Discuss factors that contribute to homelessness in people with mental illness.

Discuss barriers that prevent homeless people with mental illness from receiving care measures to promote access.

  • Kevin, a 39-year-old unemployed homeless male who has paranoid schizophrenia, was brought to the psychiatric hospital by the police.  Citizens called the police because Kevin was in the street directing pedestrians and traffic in opposition to the traffic lights and verbally abusing everyone who did not follow his directions.  Kevin is known to the police since he is often homeless, and states that his family does not want him.  Kevin also has a history of poly substance abuse with alcohol, heroin, and crack cocaine, and he has been jailed for public intoxication several times.  The nursing assessment reveals that Kevin has not been taking his prescribed psychotropic medications for 3 weeks.  Kevin states that he does not have any money, and he does not remember where to go for mental health care (Learning Objectives: 2)

a. What are the major factors that contribute to Kevin’s frequent homelessness?

b. What barriers does Kevin face in the receiving treatment? How can these barriers be addressed?

ANSWER

Factors Contributing to Homelessness in Individuals with Mental Illness: A Case Study of Kevin

Introduction

 This case study explores the factors contributing to the frequent homelessness of Kevin, a 39-year-old male with paranoid schizophrenia. It also addresses the barriers he faces in receiving treatment for his mental illness and proposes potential solutions to overcome these barriers. By examining Kevin’s situation, we can gain insight into the complex interplay between mental health and homelessness.
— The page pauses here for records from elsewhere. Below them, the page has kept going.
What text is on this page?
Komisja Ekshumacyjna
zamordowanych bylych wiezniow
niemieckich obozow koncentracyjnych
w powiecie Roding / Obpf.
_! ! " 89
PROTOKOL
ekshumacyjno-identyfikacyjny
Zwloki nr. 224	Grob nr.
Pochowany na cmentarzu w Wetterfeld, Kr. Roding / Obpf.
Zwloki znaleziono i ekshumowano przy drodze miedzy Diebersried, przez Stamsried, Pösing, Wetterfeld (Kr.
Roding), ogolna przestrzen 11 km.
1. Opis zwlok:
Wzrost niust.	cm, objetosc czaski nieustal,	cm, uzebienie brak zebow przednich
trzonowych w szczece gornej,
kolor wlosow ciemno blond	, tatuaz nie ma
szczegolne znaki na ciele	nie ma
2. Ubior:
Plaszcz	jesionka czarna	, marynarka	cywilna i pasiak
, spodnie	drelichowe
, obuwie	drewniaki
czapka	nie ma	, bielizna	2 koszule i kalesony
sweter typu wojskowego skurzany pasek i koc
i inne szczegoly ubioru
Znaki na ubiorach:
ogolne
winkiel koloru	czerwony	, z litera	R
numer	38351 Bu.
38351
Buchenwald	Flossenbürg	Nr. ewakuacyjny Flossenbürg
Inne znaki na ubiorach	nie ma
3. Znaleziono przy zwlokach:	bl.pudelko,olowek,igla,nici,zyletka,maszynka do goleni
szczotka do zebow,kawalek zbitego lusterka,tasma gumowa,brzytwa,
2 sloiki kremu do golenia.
 Factors contributing to Kevin’s frequent homelessness: Several factors can contribute to Kevin’s recurrent experiences of homelessness, including:

Mental Illness: Kevin’s paranoid schizophrenia is a significant factor in his homelessness. Symptoms such as delusions, hallucinations, and impaired judgment can make it challenging for individuals with mental illness to maintain stable housing.

Lack of Family Support: Kevin states that his family does not want him, indicating a strained or nonexistent support system. Family rejection or strained relationships can leave individuals without a safety net and contribute to their homelessness.

Substance Abuse: Kevin has a history of poly substance abuse, including alcohol, heroin, and crack cocaine (Thompson & Hasin, 2011). Substance abuse can exacerbate mental health symptoms, disrupt social relationships, and increase the risk of homelessness due to financial instability and impaired decision-making.

Unemployment: Kevin is unemployed, which adds to the financial strain he faces. Limited income and lack of employment opportunities can make it difficult to secure stable housing and access essential resources.

 Barriers to treatment for Kevin and potential solutions:

Lack of Financial Resources: Kevin states that he does not have any money, which can hinder his access to mental health care (Kutash et al., 1994). To address this barrier, community-based organizations and government agencies could provide financial assistance programs specifically tailored to individuals experiencing homelessness and mental illness. These programs could cover the cost of medications, therapy sessions, and other essential mental health services.

Lack of Awareness and Information: Kevin mentions that he does not remember where to go for mental health care. Lack of awareness about available resources and services is a common barrier among homeless individuals with mental illness. To address this, community outreach initiatives can be implemented to raise awareness about mental health services and establish dedicated helplines or websites that provide information on nearby mental health clinics, support groups, and social services.

Medication Non-Adherence: The nursing assessment reveals that Kevin has not been taking his prescribed psychotropic medications for three weeks. Medication non-adherence is a significant barrier to effective treatment. Solutions could include implementing mobile psychiatric services that visit homeless shelters or outreach centers regularly, providing medication reminders, and simplifying medication regimens to improve compliance.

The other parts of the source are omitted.